Cast of Characters:



Karen
Enkidu (AKA Slim)
Beowolf (AKA Wolfie)
Blaze (AKA Blaze)

Monday, January 23, 2006

Kindergarten Cop and Ferrets

I watched the movie "Kindergarten Cop" yesterday while grading my students' quizzes. It's a cute movie. Highlights include an actual line of German as spoken by Arnold Schwarzenegger and a ferret.

Speaking of ferrets, there are a number of problems with the portrayal of all things related to ferrets in this movie.

1) Schwarzenegger's character is supposed to be a cop in Los Angeles, CALIFORNIA! California is one of the states that bans ferrets as pets, because someone was afraid that these 'wild animals' would go ferral and eat babies or something.

2) The two cops fly from LA to Oregon, but Schwarzenegger's partner doesn't know about the ferret until after it crawls out of a backpack in the rental car. In order to take a ferret on an airplane, you need to put it into a plastic carrier and pay somewhere in the neighborhood of $50/animal.
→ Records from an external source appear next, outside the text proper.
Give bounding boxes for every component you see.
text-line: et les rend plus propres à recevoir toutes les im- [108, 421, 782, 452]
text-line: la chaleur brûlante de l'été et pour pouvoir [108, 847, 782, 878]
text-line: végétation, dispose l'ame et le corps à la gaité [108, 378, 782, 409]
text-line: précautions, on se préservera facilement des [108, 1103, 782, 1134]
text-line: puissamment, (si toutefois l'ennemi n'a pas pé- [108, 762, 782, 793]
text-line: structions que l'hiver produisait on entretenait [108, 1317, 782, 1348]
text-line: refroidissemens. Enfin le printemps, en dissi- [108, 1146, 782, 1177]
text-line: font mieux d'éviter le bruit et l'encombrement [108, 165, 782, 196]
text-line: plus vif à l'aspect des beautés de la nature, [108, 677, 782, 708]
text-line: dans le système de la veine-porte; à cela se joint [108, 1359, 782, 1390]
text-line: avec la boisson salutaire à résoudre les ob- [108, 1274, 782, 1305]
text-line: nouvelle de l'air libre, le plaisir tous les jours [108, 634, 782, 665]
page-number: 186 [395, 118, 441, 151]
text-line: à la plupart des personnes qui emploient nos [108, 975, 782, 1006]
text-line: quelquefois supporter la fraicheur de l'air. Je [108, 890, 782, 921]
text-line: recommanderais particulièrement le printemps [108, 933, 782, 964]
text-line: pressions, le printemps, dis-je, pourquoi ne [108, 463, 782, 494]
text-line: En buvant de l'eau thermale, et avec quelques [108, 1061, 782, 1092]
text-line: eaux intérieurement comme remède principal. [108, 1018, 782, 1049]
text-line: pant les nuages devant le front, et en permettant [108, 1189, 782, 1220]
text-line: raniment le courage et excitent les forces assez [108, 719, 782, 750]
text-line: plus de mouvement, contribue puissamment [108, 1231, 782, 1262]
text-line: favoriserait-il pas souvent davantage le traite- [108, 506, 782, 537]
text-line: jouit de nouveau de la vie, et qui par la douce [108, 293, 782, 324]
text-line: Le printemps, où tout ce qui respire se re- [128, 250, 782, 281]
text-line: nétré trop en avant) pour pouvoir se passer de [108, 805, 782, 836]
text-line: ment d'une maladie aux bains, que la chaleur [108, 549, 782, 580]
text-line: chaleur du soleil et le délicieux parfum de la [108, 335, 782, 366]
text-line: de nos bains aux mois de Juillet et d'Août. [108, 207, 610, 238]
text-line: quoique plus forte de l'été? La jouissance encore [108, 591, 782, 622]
It would have been hard for the partner to overlook the carrier at checkin, and as far as I know, security would stop you from bringing in an animal in your backpack, not to mention the radiation damage that an X-ray could cause... (hmm...I wonder if you could use animals to smuggle drugs by forcing little balloons with crack in them down the poor dear's throat?)

3) So, relating back to the last item, yes, you can carry a ferret in a backpack with no problem, however, in a car, you should really have it in a carrier, belted in while driving. Imagine if the little dear were to crawl under the gas/brake pedal!

4) After realizing that he needs backup in dealing with the children, Schwarzenegger runs out to his car and grabs the ferret. What kind of horrible ferret owner would leave his animal in the car all day??? Bad!

5) Schwarzenegger brings the ferret into the classroom without a harness, bell, leash or anything. The little bundle of fur would be gone in a flash, tearing through the toys, defecating in the corner, and sleeping under the rug!

6) For the firedrill, the students are shown taking the ferret out of its 'cage'. This consists of one handheld plastic grocery basket with another one upended over it. Yeah right! No ferret would be confined by that, and even if it could be, that's an extremely cruel lack of space!

7) Finally, the ferret saves the day by biting the bad guy. It seemed like a pretty mild-mannered ferret. I supposed it might bite under stress, but I don't know. (I doubt that Chaos would bite...Fuzzball probably would.) Either way, images of ferrets biting are not what the non-ferret owning community needs as a first exposure.

2 comments:

Anonymous said...

I think the biggest ferret-mistake is the trilling noise it kept making. It sounded like a trible, not a ferret!

Anonymous said...

Hey, I'm just happy to see a ferret portrayed in a movie in a positive way! Any time they're usually seen, they're shown as wild, biting or some other real bologna like that. At least the ferret was actually the hero this time!